Als ihr Bewusstsein sich zurückmeldete, kam ihr die Umgebung komisch vor. So fühlte sich der Boden nicht an. Definitiv nicht. Erschöpft befühlte sie den Untergrund. Nein, auf gar keinen Fall Erdboden oder eine Straße. War sie als geborenes Wesen aufgeflogen? Hatten sie sie also doch gefunden? Was hatten sie jetzt mit ihr vor? Wo war Aleix? Lebte er noch? Panisch schlug sie die Augen auf. Sie war zu Hause. Und nicht nur das - sie fühlte sich auch so. Verwirrt sah sie auf ihren Schlafanzug, eine eigenwillige Kombination aus Hotpants und Top. Was war passiert? Aleix wusste nicht, wo ihr Haus lag. Er wusste noch nicht einmal, in welcher Kleinstadt sie lebte. Sie hoffte für ihn, dass er sie nicht gewaschen und umgezogen hatte. Das wäre sein Todesurteil. Sie gehörte zu Elea. Nur er hatte das Recht, sich so um sie zu kümmern. Aber er war nicht hier.

Sie streckte sich, sprang auf und wühlte in ihrem Schrank nach Wurfmessern, Pistole und Ladestreifen. Anschließend schlich sie langsam die Treppe hinunter. Dem laufenden Fernseher nach zu urteilen musste dort unten jemand sein. Natürlich kam es ihr komisch vor, dass niemand ihre Waffen beseitigt hatte. Es war dumm, sie ihr zu lassen. Außer natürlich, Aleix hatte einige Eingebungen gehabt - von Superheilung einmal ganz zu schweigen.

Die untere Etage war quasi leer. Aleix saß auf dem Sofa vorm Fernseher und telefonierte. Sie wollte nicht indiskret sein und ging daher ans andere Ende des Wohnzimmers. Es war helllichter Tag. Wie lange hatte sie geschlafen? Und vor allem: Wie waren sie her gekommen?

„Ria", Aleix winkte sie zu sich zum Sofa, ein freudiges Lächeln auf den Lippen. „Du bist ja endlich wach. Ich wusste gar nicht, dass du zu den Langschläfern gehörst."

Schulterzuckend schlenderte sie zu ihm herüber und lehnte sie sich gegen die Rückenlehne. „Mein Mann achtet ziemlich genau darauf, mich morgens nicht zu wecken. Seitdem schlafe ich lange."

Er nickte verständnisvoll. „Auch wenn ich ihn nicht leiden kann, ist nicht von der Hand zu weisen, dass er dich glücklich macht." Etwas schien ihn zu bedrücken. Verstohlen sah er sich um und lächelte sie dann unsicher an. Abgesehen davon, dass er gerade fast gestorben wäre, sah er zwar müde aber eigentlich gesund aus. „Du hattest recht. Ich kann an keine andere Frau mehr denken, als an deine Schwester. Es ist schwer, die Tage alleine durchzustehen.

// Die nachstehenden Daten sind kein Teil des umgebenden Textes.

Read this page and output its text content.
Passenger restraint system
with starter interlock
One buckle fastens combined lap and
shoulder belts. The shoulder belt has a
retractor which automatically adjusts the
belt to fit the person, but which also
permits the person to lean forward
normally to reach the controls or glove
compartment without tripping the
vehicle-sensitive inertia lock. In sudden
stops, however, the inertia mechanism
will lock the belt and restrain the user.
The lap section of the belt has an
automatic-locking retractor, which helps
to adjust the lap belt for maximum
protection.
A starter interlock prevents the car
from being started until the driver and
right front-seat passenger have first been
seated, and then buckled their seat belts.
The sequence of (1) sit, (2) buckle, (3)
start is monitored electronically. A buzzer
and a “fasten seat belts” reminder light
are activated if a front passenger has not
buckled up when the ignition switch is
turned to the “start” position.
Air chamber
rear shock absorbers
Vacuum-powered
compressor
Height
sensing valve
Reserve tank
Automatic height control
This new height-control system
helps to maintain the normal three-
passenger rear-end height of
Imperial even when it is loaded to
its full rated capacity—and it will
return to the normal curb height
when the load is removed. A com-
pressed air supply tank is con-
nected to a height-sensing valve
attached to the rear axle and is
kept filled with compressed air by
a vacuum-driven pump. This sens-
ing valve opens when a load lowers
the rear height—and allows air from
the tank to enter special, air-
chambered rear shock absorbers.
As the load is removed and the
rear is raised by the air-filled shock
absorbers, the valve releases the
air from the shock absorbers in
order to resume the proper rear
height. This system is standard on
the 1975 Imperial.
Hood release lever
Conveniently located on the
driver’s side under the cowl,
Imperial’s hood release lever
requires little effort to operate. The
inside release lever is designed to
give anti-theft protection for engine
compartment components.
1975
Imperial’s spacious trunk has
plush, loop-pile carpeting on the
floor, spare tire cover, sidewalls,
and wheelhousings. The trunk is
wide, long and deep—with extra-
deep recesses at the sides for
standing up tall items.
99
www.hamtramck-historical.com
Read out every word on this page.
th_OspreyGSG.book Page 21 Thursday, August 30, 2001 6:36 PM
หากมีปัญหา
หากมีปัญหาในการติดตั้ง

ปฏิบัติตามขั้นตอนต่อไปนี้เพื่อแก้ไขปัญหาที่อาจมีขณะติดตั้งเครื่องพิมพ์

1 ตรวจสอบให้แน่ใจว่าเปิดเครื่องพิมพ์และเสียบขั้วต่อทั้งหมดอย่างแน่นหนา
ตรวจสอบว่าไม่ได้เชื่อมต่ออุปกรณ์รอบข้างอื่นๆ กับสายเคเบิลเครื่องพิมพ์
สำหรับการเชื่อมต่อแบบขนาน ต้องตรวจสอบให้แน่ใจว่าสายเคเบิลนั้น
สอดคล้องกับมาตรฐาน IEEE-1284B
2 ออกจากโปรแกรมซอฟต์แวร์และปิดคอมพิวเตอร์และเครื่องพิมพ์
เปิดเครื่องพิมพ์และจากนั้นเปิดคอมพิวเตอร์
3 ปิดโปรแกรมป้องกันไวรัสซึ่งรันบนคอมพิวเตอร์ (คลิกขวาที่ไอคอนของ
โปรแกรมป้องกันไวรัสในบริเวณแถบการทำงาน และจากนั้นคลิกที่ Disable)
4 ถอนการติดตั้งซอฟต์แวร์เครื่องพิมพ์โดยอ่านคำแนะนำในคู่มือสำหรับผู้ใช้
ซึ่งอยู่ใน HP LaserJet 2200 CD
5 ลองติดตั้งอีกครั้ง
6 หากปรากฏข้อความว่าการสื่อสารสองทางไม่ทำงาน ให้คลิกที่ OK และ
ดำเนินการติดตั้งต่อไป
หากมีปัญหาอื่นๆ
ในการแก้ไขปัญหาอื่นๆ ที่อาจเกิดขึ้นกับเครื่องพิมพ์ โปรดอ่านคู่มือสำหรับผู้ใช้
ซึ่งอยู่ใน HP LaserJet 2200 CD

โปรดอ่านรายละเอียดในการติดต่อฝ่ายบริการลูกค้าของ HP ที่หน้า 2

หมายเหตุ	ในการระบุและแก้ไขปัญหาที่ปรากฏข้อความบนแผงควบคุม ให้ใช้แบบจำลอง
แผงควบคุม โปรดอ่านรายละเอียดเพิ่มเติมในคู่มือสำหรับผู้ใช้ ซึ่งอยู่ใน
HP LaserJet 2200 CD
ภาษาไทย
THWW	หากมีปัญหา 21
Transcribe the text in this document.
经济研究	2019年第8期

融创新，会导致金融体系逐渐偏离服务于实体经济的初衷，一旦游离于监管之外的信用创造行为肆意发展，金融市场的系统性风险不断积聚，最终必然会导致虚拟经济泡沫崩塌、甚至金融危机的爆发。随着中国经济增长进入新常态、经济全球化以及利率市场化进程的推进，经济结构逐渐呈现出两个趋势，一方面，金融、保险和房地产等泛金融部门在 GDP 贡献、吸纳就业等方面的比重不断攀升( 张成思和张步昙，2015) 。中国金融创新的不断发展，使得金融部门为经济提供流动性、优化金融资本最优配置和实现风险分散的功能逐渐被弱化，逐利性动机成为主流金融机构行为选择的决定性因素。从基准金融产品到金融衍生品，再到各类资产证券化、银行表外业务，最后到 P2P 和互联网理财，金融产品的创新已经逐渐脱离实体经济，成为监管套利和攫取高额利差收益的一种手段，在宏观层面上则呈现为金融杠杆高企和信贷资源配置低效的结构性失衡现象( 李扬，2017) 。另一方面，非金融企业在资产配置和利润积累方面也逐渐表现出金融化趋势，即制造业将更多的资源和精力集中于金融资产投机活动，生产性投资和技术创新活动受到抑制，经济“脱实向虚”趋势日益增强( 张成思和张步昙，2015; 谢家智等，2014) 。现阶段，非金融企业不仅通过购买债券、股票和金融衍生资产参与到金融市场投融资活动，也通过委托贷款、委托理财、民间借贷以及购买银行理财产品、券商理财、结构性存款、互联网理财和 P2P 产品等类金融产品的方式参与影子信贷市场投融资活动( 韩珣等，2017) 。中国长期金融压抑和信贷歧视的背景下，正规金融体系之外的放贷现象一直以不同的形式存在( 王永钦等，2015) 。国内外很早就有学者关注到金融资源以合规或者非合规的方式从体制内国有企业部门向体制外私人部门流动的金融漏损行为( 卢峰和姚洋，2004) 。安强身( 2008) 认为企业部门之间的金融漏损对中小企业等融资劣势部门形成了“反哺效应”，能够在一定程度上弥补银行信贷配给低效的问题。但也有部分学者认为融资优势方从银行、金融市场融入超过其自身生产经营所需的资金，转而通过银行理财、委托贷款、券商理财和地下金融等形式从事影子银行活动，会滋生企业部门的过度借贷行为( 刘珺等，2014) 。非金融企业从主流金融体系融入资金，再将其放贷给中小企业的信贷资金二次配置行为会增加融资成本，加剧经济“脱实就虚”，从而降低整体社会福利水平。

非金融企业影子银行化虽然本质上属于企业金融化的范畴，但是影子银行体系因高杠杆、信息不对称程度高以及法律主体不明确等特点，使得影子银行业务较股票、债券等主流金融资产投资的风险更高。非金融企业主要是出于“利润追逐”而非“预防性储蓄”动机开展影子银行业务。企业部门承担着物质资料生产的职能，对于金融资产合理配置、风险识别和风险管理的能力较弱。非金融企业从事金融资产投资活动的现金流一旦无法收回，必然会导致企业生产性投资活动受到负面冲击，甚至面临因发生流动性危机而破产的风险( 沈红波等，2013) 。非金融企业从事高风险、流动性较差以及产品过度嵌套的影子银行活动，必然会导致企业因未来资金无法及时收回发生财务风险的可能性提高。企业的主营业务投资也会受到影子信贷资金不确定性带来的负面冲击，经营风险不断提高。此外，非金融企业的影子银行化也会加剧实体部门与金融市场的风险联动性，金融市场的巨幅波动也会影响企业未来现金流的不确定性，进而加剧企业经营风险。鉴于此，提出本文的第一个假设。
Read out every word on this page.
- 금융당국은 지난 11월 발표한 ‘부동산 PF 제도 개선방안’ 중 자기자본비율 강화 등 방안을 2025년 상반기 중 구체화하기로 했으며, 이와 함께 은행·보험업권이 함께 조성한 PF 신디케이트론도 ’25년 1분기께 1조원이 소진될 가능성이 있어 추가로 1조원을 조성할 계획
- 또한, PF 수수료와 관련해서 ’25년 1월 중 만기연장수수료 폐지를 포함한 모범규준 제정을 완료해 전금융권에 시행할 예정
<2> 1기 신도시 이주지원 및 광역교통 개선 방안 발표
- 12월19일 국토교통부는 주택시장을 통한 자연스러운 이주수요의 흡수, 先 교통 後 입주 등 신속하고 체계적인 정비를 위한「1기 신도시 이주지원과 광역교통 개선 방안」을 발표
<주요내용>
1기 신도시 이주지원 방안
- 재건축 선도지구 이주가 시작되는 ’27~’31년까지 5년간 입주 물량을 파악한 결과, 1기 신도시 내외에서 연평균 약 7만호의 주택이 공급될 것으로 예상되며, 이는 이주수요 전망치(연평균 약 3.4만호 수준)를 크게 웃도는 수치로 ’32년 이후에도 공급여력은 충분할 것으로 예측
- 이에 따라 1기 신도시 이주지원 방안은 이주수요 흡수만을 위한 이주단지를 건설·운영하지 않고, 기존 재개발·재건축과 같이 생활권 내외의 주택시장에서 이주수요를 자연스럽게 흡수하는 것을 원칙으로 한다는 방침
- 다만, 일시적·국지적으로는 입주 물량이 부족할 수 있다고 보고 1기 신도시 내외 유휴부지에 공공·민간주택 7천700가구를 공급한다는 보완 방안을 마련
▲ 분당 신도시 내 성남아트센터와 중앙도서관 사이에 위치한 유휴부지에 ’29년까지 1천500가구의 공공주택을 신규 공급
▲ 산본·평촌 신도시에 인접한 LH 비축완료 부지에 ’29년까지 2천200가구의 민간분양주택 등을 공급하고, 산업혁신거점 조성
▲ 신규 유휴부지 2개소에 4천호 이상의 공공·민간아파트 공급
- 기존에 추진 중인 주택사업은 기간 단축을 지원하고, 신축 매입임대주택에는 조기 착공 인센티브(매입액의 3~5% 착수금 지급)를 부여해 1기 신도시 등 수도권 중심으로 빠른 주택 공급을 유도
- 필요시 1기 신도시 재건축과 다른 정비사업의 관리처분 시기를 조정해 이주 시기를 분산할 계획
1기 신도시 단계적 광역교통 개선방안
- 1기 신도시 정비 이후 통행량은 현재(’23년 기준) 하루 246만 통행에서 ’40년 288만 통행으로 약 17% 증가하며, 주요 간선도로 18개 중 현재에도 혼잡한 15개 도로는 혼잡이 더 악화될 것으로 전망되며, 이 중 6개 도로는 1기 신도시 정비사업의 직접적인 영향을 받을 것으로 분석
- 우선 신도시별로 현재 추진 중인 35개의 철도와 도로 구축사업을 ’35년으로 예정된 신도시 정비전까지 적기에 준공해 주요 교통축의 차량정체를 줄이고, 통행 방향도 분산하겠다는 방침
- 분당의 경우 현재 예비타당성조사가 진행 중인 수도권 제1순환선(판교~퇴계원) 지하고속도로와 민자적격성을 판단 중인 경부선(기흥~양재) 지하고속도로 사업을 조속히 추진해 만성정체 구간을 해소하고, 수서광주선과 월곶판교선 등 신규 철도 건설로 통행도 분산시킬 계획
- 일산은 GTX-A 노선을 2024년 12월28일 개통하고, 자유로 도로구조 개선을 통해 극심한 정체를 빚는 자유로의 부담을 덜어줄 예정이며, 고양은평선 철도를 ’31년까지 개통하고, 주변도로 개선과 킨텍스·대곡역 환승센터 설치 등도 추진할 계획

Noch schwerer ist es zu wissen, dass sie in einer anderen Welt lebt."

Ein zufriedenes Grinsen breitete sich auf ihrem Gesicht aus. „Na, habe ich es dir nicht gesagt?" Dann wurde ihre Miene wieder ernst und sie schüttelte traurig ihren Kopf. „Ich kann dich nicht rüber bringen. Erstens habe ich keinen Schlüssel für ein Portal und selbst wenn ich einen hätte, könnte ich dir nicht sagen, wo du ankommen würdest. Diese Welt ist alles andere als freundlich."

„Dein Mann kann es."

Ria schnaubte. „Klar, frag doch gleich den Kaiser, ob er dich rüber bringt. Bei Elea stehen deine Chancen ganz schlecht. Sorry, das ist eine Sache zwischen dir und Suzi. Ich habe genug um die Ohren, so gern ich euch auch helfen würde." Sie brauchte eine Weile, um ihre Gedanken zu sortieren, bevor sie sanfter hinzufügte: „Ihr müsstet euch auf eine Welt einigen. Es ist verboten, zwischen den Welten zu leben."

Niedergeschlagen sank er ins Sofakissen. „Ich kann meinen Clan nicht verlassen. Und Ellena auch nicht."

„Vielleicht ist Suzi ja bereit, bei dir zu leben", schlug sie wenig optimistisch vor. Sie fühlte sich schon wieder müde und ausgelaugt.

In der Haustür drehte sich ein Schlüssel. Verwirrt fuhr sie zum Eingang herum. Sie musste träumen. Und zwar einen ziemlich wirren Traum. Anders konnte sie sich nicht erklären, was sie da wahrnahm. Auf halbem Weg zur Tür hielt sie inne und richtete ihre Waffe auf den Eingang. Noch immer traute sie dem Braten nicht recht.

Verletz mich vorsätzlich und ich lasse dich im Keller verrotten.